The concept of high school interns may seem strange. Don’t most high schoolers work at fast food restaurants or mow lawns, if they have a job at all? When you think of a typical intern, you probably think of a college student or a twenty-something trying to ease their way into a full-time position. High school interns are becoming more common as the job market becomes more competitive and the demand for more relevant work experience increases.
When I was 17, I got an internship at VYPE Magazine Central Indiana, a local branch of a national high school sports magazine. My dad occasionally took photos for the VYPE magazine and web site, and I jumped on the opportunity to work with them. I was a senior in high school and I knew I wanted to go to college to major in journalism, but I had no idea what I wanted to do within the field. I was really into sports in high school, helping to start up the girls’ soccer team at my school when I was a freshman and running track for three years. I thought that since I loved playing sports, why not try writing about it?
I was one of three interns, the other two being older and more experienced, so I was a bit intimidated at first. I ended up learning a lot from both of them. It was important for me to recognize that I wouldn’t always know what I was doing and that was okay—I was there to learn!
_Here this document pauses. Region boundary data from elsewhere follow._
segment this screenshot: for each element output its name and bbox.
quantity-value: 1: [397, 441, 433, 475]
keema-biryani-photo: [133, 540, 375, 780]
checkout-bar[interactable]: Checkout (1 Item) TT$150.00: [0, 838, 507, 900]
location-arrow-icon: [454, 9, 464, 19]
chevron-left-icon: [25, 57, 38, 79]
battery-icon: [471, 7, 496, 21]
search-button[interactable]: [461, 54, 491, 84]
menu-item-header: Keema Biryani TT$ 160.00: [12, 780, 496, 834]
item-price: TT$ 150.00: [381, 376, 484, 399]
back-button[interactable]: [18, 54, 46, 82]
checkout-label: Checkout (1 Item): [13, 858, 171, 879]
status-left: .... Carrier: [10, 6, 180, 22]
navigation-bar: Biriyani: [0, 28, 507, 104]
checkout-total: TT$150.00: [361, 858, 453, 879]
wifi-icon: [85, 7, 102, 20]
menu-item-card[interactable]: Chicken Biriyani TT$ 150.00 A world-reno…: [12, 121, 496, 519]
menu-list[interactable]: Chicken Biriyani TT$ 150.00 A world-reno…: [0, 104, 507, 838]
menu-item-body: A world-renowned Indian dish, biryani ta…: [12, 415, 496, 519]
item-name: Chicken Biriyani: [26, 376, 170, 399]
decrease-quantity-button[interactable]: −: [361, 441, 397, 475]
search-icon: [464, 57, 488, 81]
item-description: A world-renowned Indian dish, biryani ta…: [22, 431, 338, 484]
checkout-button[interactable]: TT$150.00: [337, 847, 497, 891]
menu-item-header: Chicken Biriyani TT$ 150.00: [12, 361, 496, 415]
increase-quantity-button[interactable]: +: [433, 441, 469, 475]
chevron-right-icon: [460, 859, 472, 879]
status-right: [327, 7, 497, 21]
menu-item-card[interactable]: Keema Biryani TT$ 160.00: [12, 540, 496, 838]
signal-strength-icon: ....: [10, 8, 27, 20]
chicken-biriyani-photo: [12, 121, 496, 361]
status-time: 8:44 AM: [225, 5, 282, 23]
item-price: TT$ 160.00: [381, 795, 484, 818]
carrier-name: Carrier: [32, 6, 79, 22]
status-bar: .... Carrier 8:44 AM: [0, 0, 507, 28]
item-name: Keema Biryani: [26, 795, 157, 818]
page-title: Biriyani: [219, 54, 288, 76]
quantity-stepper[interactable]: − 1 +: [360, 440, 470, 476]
At the time, I wasn’t too keen on the work I was doing. I would often sacrifice my Friday nights live tweeting basketball games, and my Saturday afternoons recapping wrestling meets. I would drive almost an hour to the magazine’s office every Wednesday after school. It took me a while to realize that I did truly enjoy the work I was doing, even if it required me to have a less-than-convenient schedule. Being a high school student is like a full-time job, but with a bit of sacrifice you can have an experience that will pay off for years to come. Perspective is key.
The work that I did at VYPE was the first step to clearing the path to what I wanted to do with my journalism studies, and helped me learn and sharpen my strengths. In addition, it helped me stand out when applying for future opportunities since not many high school students gain relevant work experience in their field so early.
My advice to any high schooler is this: if you have even the slightest idea what you want to do in the future, try to find an internship (or job) relevant to that and take it for a test run. This is a great way to “shop around” and find out what you like and don’t like! Some opportunities you come across may not actually be formal internship programs—maybe they’re job shadowing, or just working a few hours a week. Either way, you’ll have an experience on which to form opinions and make future decisions.
Look for any personal connections that you, your parents, or your friends may have in the industry you’re interested in, like how my dad worked for VYPE. Put yourself out there and (respectfully) ask for work where you have connections! I know that’s much easier said than done, but you’ll thank yourself later. If I can do it, you can do it too.